I am interested in the idea of arithmetic performed in binary done without electronics. In particular, I’d like to try calculating the binary logarithm of x (where 10 > x >= 1) using the square/division algorithm wherein I square the mantissa, write a 0 if the result is less than 10, else write a 1 and divide the mantissa by 10.
(The above numbers are in binary. The subscript I tried to use for indicating the base looked awful.)
The problem is the bit length for intermediate values. If I want to find the binary log to sixteen or twenty bits, my working value will have a bit length in the millions of bits.

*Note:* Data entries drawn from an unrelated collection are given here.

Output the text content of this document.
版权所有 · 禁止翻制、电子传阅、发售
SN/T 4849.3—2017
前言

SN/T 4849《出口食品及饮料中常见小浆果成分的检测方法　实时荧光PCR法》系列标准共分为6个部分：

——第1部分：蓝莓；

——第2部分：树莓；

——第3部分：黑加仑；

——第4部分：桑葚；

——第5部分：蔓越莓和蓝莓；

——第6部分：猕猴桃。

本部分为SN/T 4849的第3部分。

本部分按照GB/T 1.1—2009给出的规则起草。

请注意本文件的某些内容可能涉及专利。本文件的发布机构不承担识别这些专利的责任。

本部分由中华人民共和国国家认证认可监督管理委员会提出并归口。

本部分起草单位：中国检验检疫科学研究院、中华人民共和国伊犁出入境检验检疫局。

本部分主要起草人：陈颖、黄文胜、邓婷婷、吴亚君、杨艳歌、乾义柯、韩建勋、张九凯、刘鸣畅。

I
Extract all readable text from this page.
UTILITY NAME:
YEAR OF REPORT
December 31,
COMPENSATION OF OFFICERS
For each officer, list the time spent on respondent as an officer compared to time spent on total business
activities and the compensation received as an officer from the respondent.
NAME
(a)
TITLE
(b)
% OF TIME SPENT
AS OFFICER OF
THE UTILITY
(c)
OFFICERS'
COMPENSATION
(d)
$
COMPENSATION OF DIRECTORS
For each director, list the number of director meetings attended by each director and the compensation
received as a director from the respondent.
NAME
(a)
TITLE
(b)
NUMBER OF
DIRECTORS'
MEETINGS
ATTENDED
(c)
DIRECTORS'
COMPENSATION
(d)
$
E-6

What I would like to know specifically is how much and how often I can truncate the intermediate values without losing accuracy for the sixteen significant bits and for n significant bits in general. I figure that I need four or five extra bits for each position of the approximation, but I’d like to be sure.
EDIT: In other words, if I did all the work with the millions of bits, exactly how much effort would I be wasting? Is there a general rule that allows me to truncate each intermediate mantissa after m bits without making any difference to the first n bits of the log, and if so, what is the relationship between m and n?
EDIT: Question reworded to be more clear. I apologize.
Can I truncate the intermediate values without losing absolute accuracy?
Short answer: no.
Not so short answer: Regarding add (and substraction) absolute errors sum up, for multiplication (also dividing) relative errors sum up. While only interested in a result of 20 bits you may calculate what truncation is possible without harm.
$2^{20}\approx 10^6$, thus six or better seven decimal digits of accurancy should be ok.